How to Build a Simple Startup Financial Model for Impact Funding Applications
For founders who are new to fundraising from impact investors, the importance these investors place on financial models and numbers can be a rude shock. So why do impact investors place such a relatively high emphasis on financial projections compared to other investors especially VCs?
The main reason is risk / return appetite. VCs invest based on the power law principle where they expect to lose majority of their investors but make exponential returns from a tiny minority. For instance, most VCs would be fine if 5 out of 10 startups in their portfolio fail completely as long as 1 out of the ten can “return the fund.” That is provide a return of ~100x or so which more than makes up for all the money lost. The search for this mega returns means VCs invest mostly in the founder or team rather than based on the business model or opportunity.
Impact investors on the other hand want as many of their portfolio companies to remain as going concerns and achieve the impact promised. As such, they are not as bothered with returns as VCs are. This “double bottom-line” requirement means impact investors care a lot about financially sustainable models.
What Questions Should Your Model Answer?
Your financial model has to strike a fine balance between demonstrating your potential for financial return and the social or environmental impact your startup could have. The more clearly and convincingly you can answer these questions in your financial model, the more likely you are to secure impact investment.
- How do you make money? Impact investors need to understand your revenue model. You have to clearly define your product or service, your target market, and your pricing strategy. Articulate how these elements coalesce to create a reliable stream of income. Business models include subscriptions as a service (SaaS), marketplaces, advertising and transactional.
- What expenses are required to support revenue generation? This is also a test of how well you understand the key drivers of your business. Good entrepreneurs will be able to make decent assumptions around the investments in product development, marketing, sales, operations, capital expenditure and so on that are required to support the projected revenue growth. If you have been in operation for more than a year then include historical revenues and costs in your model in addition to projections.

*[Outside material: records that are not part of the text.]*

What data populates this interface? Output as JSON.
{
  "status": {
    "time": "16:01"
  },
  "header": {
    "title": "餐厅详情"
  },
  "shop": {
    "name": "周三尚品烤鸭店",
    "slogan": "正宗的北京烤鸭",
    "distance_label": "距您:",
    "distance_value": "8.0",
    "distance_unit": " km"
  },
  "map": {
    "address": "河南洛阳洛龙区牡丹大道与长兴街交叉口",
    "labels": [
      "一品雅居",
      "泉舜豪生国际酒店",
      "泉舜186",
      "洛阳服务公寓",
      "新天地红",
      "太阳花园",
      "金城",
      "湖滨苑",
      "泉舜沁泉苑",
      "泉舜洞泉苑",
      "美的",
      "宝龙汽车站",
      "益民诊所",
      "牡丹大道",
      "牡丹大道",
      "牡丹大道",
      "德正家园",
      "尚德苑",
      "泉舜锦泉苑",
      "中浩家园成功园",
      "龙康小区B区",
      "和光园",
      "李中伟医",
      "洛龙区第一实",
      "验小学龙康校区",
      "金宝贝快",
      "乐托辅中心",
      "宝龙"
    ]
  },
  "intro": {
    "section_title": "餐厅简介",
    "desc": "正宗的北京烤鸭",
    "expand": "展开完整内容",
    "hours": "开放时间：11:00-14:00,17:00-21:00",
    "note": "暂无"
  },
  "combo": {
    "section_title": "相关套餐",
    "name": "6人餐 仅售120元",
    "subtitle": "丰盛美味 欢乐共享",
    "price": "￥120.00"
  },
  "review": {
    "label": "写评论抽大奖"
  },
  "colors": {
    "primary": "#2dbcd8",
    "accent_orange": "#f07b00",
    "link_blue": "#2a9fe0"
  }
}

- How much capital will you need to raise? Most startups will have a funding gap in the first few years. This will require external funding until the business turns cashflow positive. Detail how much capital you’ll need to raise from investors to achieve your outlined business and impact objectives. Your ask should align with your financial projections and demonstrate a clear pathway to creating a return on investment for the impact investors.
- How does your business create social/environmental impact? Remember that for these investors, it’s not all about financial returns. Detail how your business operations or your product/service creates a positive impact. Clearly define the Key Performance Indicators (KPIs) you use to measure your impact. Businesses with impact KPIs that seamlessly flow from financial KPIs stand a better chance as it means impact is integral to the business and not an afterthought.
- What is the expected financial return? Impact investors are still investors, and they want to know the potential return on their investment. Provide clear, realistic projections on expected revenue growth, profitability, and cash flows. Investors will also be deducing potential exit options based on these financial outcomes
How to Build Out a Simple Impact Financial Model
Typically, founders think of financial models in terms of (i) consultants or tools required to build models (ii) financial modelling assumptions (iii) conclusions.
A better process we recommend is to turn this process on its head and start with the outcome — what message are you trying to pass across? WHAT’S YOUR STORY? As we mentioned earlier, impact investors are concerned about broad outcomes combining financial and non-financial outcomes. One trick is to check out impact reports published by investors you’re presenting to. Your story and long-term outcome will have to align with the metrics published by the investors.
The second step is to identify the revenue, cost and cashflow assumptions that need to be in place for the outcome in step 1 to be realised. Two concerns we hear from startup founders are (i) where do I find assumptions and (ii) how do I know my assumptions make sense. Your business plan is the key input into your financial model. This can be supplemented with additional market research, customer surveys, industry benchmarking and data from running your business. For a deeper dive into financial modelling assumptions, read more here.
The last step is to make a choice on the tools to help you bring your financial model to life. There are two broad options -do it yourself (DIY) or hire someone to build for you.
Do it Yourself (DIY) is the most cost-effective method and suggested approach for early-stage founders. The benefits are that you are forced both keep things simple and by building yourself, you understand fully what you’re presenting. However, DIY can be time-consuming and challenging if you’re not familiar with financial modeling best practices. Furthermore spreadsheets can be very, very complex to navigate.
It’s this problem Caena solves with our fully automated financial modelling tool. In less than 30 minutes, you get a simple yet detailed set of financial projections, charts and metrics. Ready for investor presentations and pitch decks.
The other option is to hire consultants or in-house experts to work on your financial model. This is the suggested option for latter stage startups and / or those with complex operations and business models. Experts bring their experience of working with many different businesses and can offer personalized advice tailored to your specific needs. However, this can be an expensive option and may not provide the same level of understanding or ownership as building the model yourself.
Remember, whatever path you choose, it’s essential to stay involved and understand the underlying assumptions and calculations. This will enable you to confidently present and defend your model in front of potential investors.